Ранняя осень. Повести и этюды о природе — страница 24 из 57

— Со мной? — глаза у Наташи округлились и потеплели. — А я-то думала…

И осеклась.

— Что же ты думала? — Я даже есть перестал.

— Думала… уж не наскучило ли тебе у нас?

Я выпрямился.

— Из чего ты заключила?

Наташа растерянно развела руками:

— Да так… померещилось, видно.

* * *

Милка паслась в укромной прогалине, вблизи дороги, петлявшей в сторону Утиных Двориков, совсем позаросшей татарником и конским щавелем.

Завидев Наташу, корова не спеша подняла от травы влажную морду.
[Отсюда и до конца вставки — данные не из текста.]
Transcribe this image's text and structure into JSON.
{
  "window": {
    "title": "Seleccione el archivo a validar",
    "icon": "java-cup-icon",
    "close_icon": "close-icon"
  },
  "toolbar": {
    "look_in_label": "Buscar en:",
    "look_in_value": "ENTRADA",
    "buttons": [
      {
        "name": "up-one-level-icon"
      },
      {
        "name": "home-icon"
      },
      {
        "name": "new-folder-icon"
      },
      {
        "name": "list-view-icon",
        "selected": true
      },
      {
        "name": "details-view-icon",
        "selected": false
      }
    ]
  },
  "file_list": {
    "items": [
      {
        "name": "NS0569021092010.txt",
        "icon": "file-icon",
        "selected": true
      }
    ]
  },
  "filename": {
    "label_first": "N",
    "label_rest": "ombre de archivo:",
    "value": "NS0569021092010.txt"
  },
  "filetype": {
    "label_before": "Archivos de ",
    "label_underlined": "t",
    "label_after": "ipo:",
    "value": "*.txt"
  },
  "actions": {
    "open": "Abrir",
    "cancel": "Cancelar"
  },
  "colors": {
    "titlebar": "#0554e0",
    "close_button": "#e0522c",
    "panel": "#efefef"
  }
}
Посмотрела раздумчиво на хозяйку и протяжно, сыто замычала, раздувая ноздри.

— Соскучилась? — пропела Наташа, гремя дойницей.

Подошла к Милке, провела рукой по ее гладкому, в белых блюдцах, лоснившемуся боку.

— Мм-у-у-у, — снова подала голос корова, поворачивая голову.

— Ишь, лакомка! — Наташа достала из кармана передника ломтик хлеба. (Я даже не заметил, когда она надела этот упруго топорщившийся передник, обшитый радужной тесемкой.)

Обнюхав шумно хлеб, Милка слизнула его с Наташиной ладони. Наташа вынула из ведерка небольшой бидончик с водой и чистую тряпочку. И старательно вымыла корове раздувшееся непомерно вымя в синих паутинках прожилок.

Я был поражен ловкостью и проворством Наташиных рук. И готов был стоять за спиной Наташи, любуясь ее работой, но она, не оборачиваясь, попросила стесненно:

— А ты поброди по поляне… может, земляника встретится.

С неохотой побрел я по сухой в этот полдневный час траве в сторону ветвистых могучих осокорей, вольно и горделиво устремившихся в вышину.

Дышалось легко не только на зачарованной солнцем прогалине, но и в чаще берез и осин. Сухой знойный дух ржаного поля, начинавшегося за дорогой, волнами докатывался и сюда, на опушку беззаботно веселого колка. Над зарослями медуницы и белой кашки гудели тяжелые взъерошенные шмели.

Я не стал искать землянику, а растянулся на траве, подложив под голову руки. И долго-долго, до прихода Наташи, смотрел в бездонную небесную синь, без единого уже облачка, с застывшими в зените ястребками. Смотрел, ни о чем вроде бы не думал, в то же время думая о многом.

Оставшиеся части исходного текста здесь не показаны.